# e-bike/moped motor and controller questions



## Mad Professor (Dec 18, 2010)

Good day all.

As per the title I am looking for info regarding e-bike/moped motor and controller.

Most e-bike's & e-moped's I have seen on the internet use DC brushless 3-phase hub motors.

I am working on a e-moped, but the hub motor only has two wires, so can not be a 3-phase brushless motor.

This e-moped works ok on the flat once it's upto speed, but is useless from a standstill, or to try and go up any kind of hill.

I have looked all over the hub motor for a make / model number, the only thing I can see is a name: (TIANNENG), and what I would guess to be a serial number.

The motor is ment to be around 200W so I know it's not very powerfull. 

But I was expecting better out of this e-moped.

The controller is very small and light weight, the lable is mostly in chinese, but the model number is: ZKC3615KA-CT2.

There are quite a few wires connected to this box, power, motor, throttle, speedo, etc.

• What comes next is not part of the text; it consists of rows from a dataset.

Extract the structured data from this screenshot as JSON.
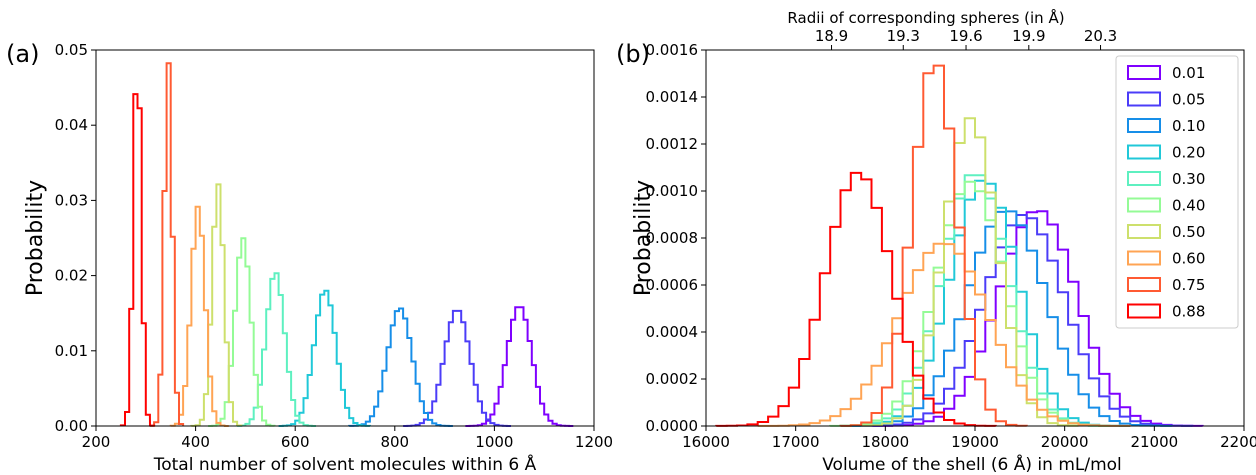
{
  "chart_data": [
    {
      "panel_label": "(a)",
      "type": "line",
      "step": true,
      "xlabel": "Total number of solvent molecules within 6 Å",
      "ylabel": "Probability",
      "xlim": [
        200,
        1200
      ],
      "ylim": [
        0,
        0.05
      ],
      "xticks": [
        "200",
        "400",
        "600",
        "800",
        "1000",
        "1200"
      ],
      "yticks": [
        "0.00",
        "0.01",
        "0.02",
        "0.03",
        "0.04",
        "0.05"
      ],
      "grid": false,
      "series": [
        {
          "name": "0.01",
          "color": "#7f00ff",
          "mean": 1050,
          "sd": 25,
          "peak": 0.016
        },
        {
          "name": "0.05",
          "color": "#4b3cf8",
          "mean": 925,
          "sd": 26,
          "peak": 0.0155
        },
        {
          "name": "0.10",
          "color": "#168ee8",
          "mean": 810,
          "sd": 25,
          "peak": 0.0157
        },
        {
          "name": "0.20",
          "color": "#20c8d8",
          "mean": 660,
          "sd": 22,
          "peak": 0.0181
        },
        {
          "name": "0.30",
          "color": "#5ef0c0",
          "mean": 560,
          "sd": 19,
          "peak": 0.0205
        },
        {
          "name": "0.40",
          "color": "#94fb96",
          "mean": 495,
          "sd": 16,
          "peak": 0.025
        },
        {
          "name": "0.50",
          "color": "#cde06c",
          "mean": 445,
          "sd": 12,
          "peak": 0.0322
        },
        {
          "name": "0.60",
          "color": "#ffa454",
          "mean": 405,
          "sd": 14,
          "peak": 0.0292
        },
        {
          "name": "0.75",
          "color": "#ff5a32",
          "mean": 345,
          "sd": 8,
          "peak": 0.0485
        },
        {
          "name": "0.88",
          "color": "#ff0000",
          "mean": 283,
          "sd": 8,
          "peak": 0.0495
        }
      ]
    },
    {
      "panel_label": "(b)",
      "type": "line",
      "step": true,
      "xlabel": "Volume of the shell (6 Å) in mL/mol",
      "ylabel": "Probability",
      "top_axis_label": "Radii of corresponding spheres (in Å)",
      "top_ticks": [
        "18.9",
        "19.3",
        "19.6",
        "19.9",
        "20.3"
      ],
      "top_tick_positions": [
        17400,
        18200,
        18900,
        19600,
        20400
      ],
      "xlim": [
        16000,
        22000
      ],
      "ylim": [
        0,
        0.0016
      ],
      "xticks": [
        "16000",
        "17000",
        "18000",
        "19000",
        "20000",
        "21000",
        "22000"
      ],
      "yticks": [
        "0.0000",
        "0.0002",
        "0.0004",
        "0.0006",
        "0.0008",
        "0.0010",
        "0.0012",
        "0.0014",
        "0.0016"
      ],
      "legend_position": "top-right",
      "grid": false,
      "series": [
        {
          "name": "0.01",
          "color": "#7f00ff",
          "mean": 19700,
          "sd": 440,
          "peak": 0.00092
        },
        {
          "name": "0.05",
          "color": "#4b3cf8",
          "mean": 19550,
          "sd": 450,
          "peak": 0.0009
        },
        {
          "name": "0.10",
          "color": "#168ee8",
          "mean": 19350,
          "sd": 440,
          "peak": 0.00092
        },
        {
          "name": "0.20",
          "color": "#20c8d8",
          "mean": 19100,
          "sd": 380,
          "peak": 0.00105
        },
        {
          "name": "0.30",
          "color": "#5ef0c0",
          "mean": 19000,
          "sd": 370,
          "peak": 0.00108
        },
        {
          "name": "0.40",
          "color": "#94fb96",
          "mean": 18950,
          "sd": 380,
          "peak": 0.00104
        },
        {
          "name": "0.50",
          "color": "#cde06c",
          "mean": 18950,
          "sd": 300,
          "peak": 0.00131
        },
        {
          "name": "0.60",
          "color": "#ffa454",
          "mean": 18650,
          "sd": 500,
          "peak": 0.00078
        },
        {
          "name": "0.75",
          "color": "#ff5a32",
          "mean": 18550,
          "sd": 250,
          "peak": 0.00156
        },
        {
          "name": "0.88",
          "color": "#ff0000",
          "mean": 17700,
          "sd": 370,
          "peak": 0.00108
        }
      ]
    }
  ]
}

When the motor is free running the voltage at the motor runs from 0-36volts, and pulls around 0.50-0.60amps.
When you try to pull away at a standstill the voltage shows 17volts at the motor, and pulls around 13.40-13.50amps.

13.50A * 17Volts = 229.5Watts, So the motor is pulling alittle bit more then it should.

If the motor is rated at 200W @ 36V, it should pull around 5.555Amps at full voltage.

Is there anything I can do to give this motor more torque at standstill?

Thanks for your time. 

Best Regards.


----------



## Salty9 (Jul 13, 2009)

You might try http://endless-sphere.com/forums/viewforum.php?f=10 They generally have more info on these types of motors.


----------



## Mad Professor (Dec 18, 2010)

Thanks for the link.


----------